Montego 25

Development
- Designer: Johannes "Jopie" Helsen
- Location: United States
- Year: 1980
- No. built: 80
- Builder: Universal Marine
- Role: Racer-Cruiser
- Name: Montego 25

Boat
- Displacement: 4,550 lb (2,064 kg)
- Draft: 4.50 ft (1.37 m)

Hull
- Type: monohull
- Construction: fiberglass
- LOA: 25.25 ft (7.70 m)
- LWL: 20.50 ft (6.25 m)
- Beam: 9.08 ft (2.77 m)
- Engine: outboard motor

Hull appendages
- Keel: fin keel
- Ballast: 1,800 lb (816 kg)
- Rudder: transom-mounted rudder

Rig
- Rig type: Bermuda rig
- I foretriangle height: 32.00 ft (9.75 m)
- J foretriangle base: 11.00 ft (3.35 m)
- P mainsail luff: 27.30 ft (8.32 m)
- E mainsail foot: 9.50 ft (2.90 m)

Sails
- Sailplan: masthead sloop
- Mainsail area: 129.68 sq ft (12.048 m^{2})
- Jib/genoa area: 176.00 sq ft (16.351 m^{2})
- Total sail area: 305.68 sq ft (28.399 m^{2})

Racing
- PHRF: 216

= Montego 25 =

1980s US recreational keelboat

The Montego 25 is a recreational keelboat built by Universal Marine in St.

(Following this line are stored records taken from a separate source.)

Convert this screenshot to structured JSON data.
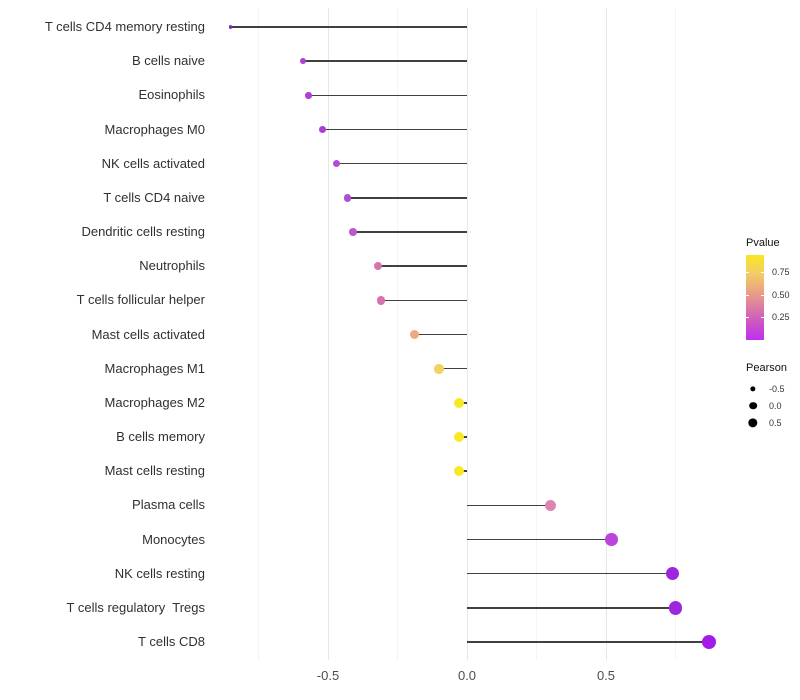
{
  "chart_data": {
    "type": "scatter",
    "variant": "lollipop",
    "orientation": "horizontal",
    "title": "",
    "xlabel": "",
    "ylabel": "",
    "grid": "vertical-only",
    "background": "#ffffff",
    "stem_color": "#404040",
    "xlim": [
      -0.92,
      0.94
    ],
    "x_ticks": [
      -0.5,
      0.0,
      0.5
    ],
    "x_tick_labels": [
      "-0.5",
      "0.0",
      "0.5"
    ],
    "x_minor_ticks": [
      -0.75,
      -0.25,
      0.25,
      0.75
    ],
    "points": [
      {
        "label": "T cells CD4 memory resting",
        "pearson": -0.85,
        "pvalue_approx": 0.01,
        "color": "#8726c9"
      },
      {
        "label": "B cells naive",
        "pearson": -0.59,
        "pvalue_approx": 0.1,
        "color": "#ac40d7"
      },
      {
        "label": "Eosinophils",
        "pearson": -0.57,
        "pvalue_approx": 0.1,
        "color": "#ac40d7"
      },
      {
        "label": "Macrophages M0",
        "pearson": -0.52,
        "pvalue_approx": 0.12,
        "color": "#aa3ed5"
      },
      {
        "label": "NK cells activated",
        "pearson": -0.47,
        "pvalue_approx": 0.15,
        "color": "#b24dd3"
      },
      {
        "label": "T cells CD4 naive",
        "pearson": -0.43,
        "pvalue_approx": 0.15,
        "color": "#b04bd3"
      },
      {
        "label": "Dendritic cells resting",
        "pearson": -0.41,
        "pvalue_approx": 0.2,
        "color": "#bc58ca"
      },
      {
        "label": "Neutrophils",
        "pearson": -0.32,
        "pvalue_approx": 0.35,
        "color": "#d673af"
      },
      {
        "label": "T cells follicular helper",
        "pearson": -0.31,
        "pvalue_approx": 0.35,
        "color": "#d673af"
      },
      {
        "label": "Mast cells activated",
        "pearson": -0.19,
        "pvalue_approx": 0.55,
        "color": "#ecaa7d"
      },
      {
        "label": "Macrophages M1",
        "pearson": -0.1,
        "pvalue_approx": 0.7,
        "color": "#f1d35f"
      },
      {
        "label": "Macrophages M2",
        "pearson": -0.03,
        "pvalue_approx": 0.9,
        "color": "#f8e926"
      },
      {
        "label": "B cells memory",
        "pearson": -0.03,
        "pvalue_approx": 0.9,
        "color": "#f8e926"
      },
      {
        "label": "Mast cells resting",
        "pearson": -0.03,
        "pvalue_approx": 0.9,
        "color": "#f8e926"
      },
      {
        "label": "Plasma cells",
        "pearson": 0.3,
        "pvalue_approx": 0.4,
        "color": "#db86ae"
      },
      {
        "label": "Monocytes",
        "pearson": 0.52,
        "pvalue_approx": 0.13,
        "color": "#bb45da"
      },
      {
        "label": "NK cells resting",
        "pearson": 0.74,
        "pvalue_approx": 0.05,
        "color": "#9e27de"
      },
      {
        "label": "T cells regulatory  Tregs",
        "pearson": 0.75,
        "pvalue_approx": 0.05,
        "color": "#9e27de"
      },
      {
        "label": "T cells CD8",
        "pearson": 0.87,
        "pvalue_approx": 0.02,
        "color": "#a21ce8"
      }
    ],
    "legends": {
      "pvalue": {
        "title": "Pvalue",
        "tick_labels": [
          "0.75",
          "0.50",
          "0.25"
        ],
        "tick_values": [
          0.75,
          0.5,
          0.25
        ],
        "range": [
          0.0,
          0.95
        ],
        "gradient_stops_top_to_bottom": [
          "#f9e721",
          "#f3cf62",
          "#eba87e",
          "#dd7fa0",
          "#cb54c4",
          "#bf2ff2"
        ]
      },
      "pearson": {
        "title": "Pearson",
        "items": [
          {
            "label": "-0.5",
            "value": -0.5
          },
          {
            "label": "0.0",
            "value": 0.0
          },
          {
            "label": "0.5",
            "value": 0.5
          }
        ],
        "dot_color": "#000000"
      }
    }
  }
}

Petersburg, Florida, United States from 1980 until 1985, with 80 boats completed.

==Design==
It is built predominantly of fiberglass, with wood trim. It has a masthead sloop rig, a raked stem, a plumb transom, a transom-hung rudder controlled by a tiller and a fin keel or optional shoal draft keel. It displaces 4500 lb and carries 1800 lb of iron ballast.

The boat has a draft of 4.50 ft with the standard keel and 3.50 ft with the optional shoal draft keel.

The boat is normally fitted with a small 4 to 10 hp outboard motor for docking and maneuvering, although a Japanese Yanmar 1GM inboard diesel engine was a factory option.

The design has sleeping accommodation for four people, with a double "V"-berth in the bow cabin and two straight settee berths in the main cabin. The galley is located on both sides, at the companionway. The galley is equipped with a two-burner stove to port and sink and icebox to starboard. The head is located just aft of the bow cabin. Cabin headroom is 71 in.

The design has a PHRF racing average handicap of 216 and a hull speed of 6.1 kn.

==Reception==
In a 2010 review Steve Henkel wrote, "designer Jopie Helsen owned a marina in St. Petersburg, FL, and designed boats on the side. This one may have been his best effort. She has a high Motion Index, good space down below, is relatively easy to singlehand, and properly sailed will give good performance on the race course. Best features: We used to race against a Montego 25 in our Morgan 24/25 ... and although we won the season trophy once or twice based on the average of our scores, we were never able to beat the Montego, either boat for boat or on corrected time. She is fast, we observed, both light and heavy air, And despite having the most headroom among her comps, she manages to avoid having a top-heavy look on the water. A wide companionway hatch and opening ports keep her cabin light and airy. She was available with either a shoal (3' 6") draft or deep fin (4' 6"). Sailing performance is distinctly better with the deep keel option. Worst features: No significant faults observed."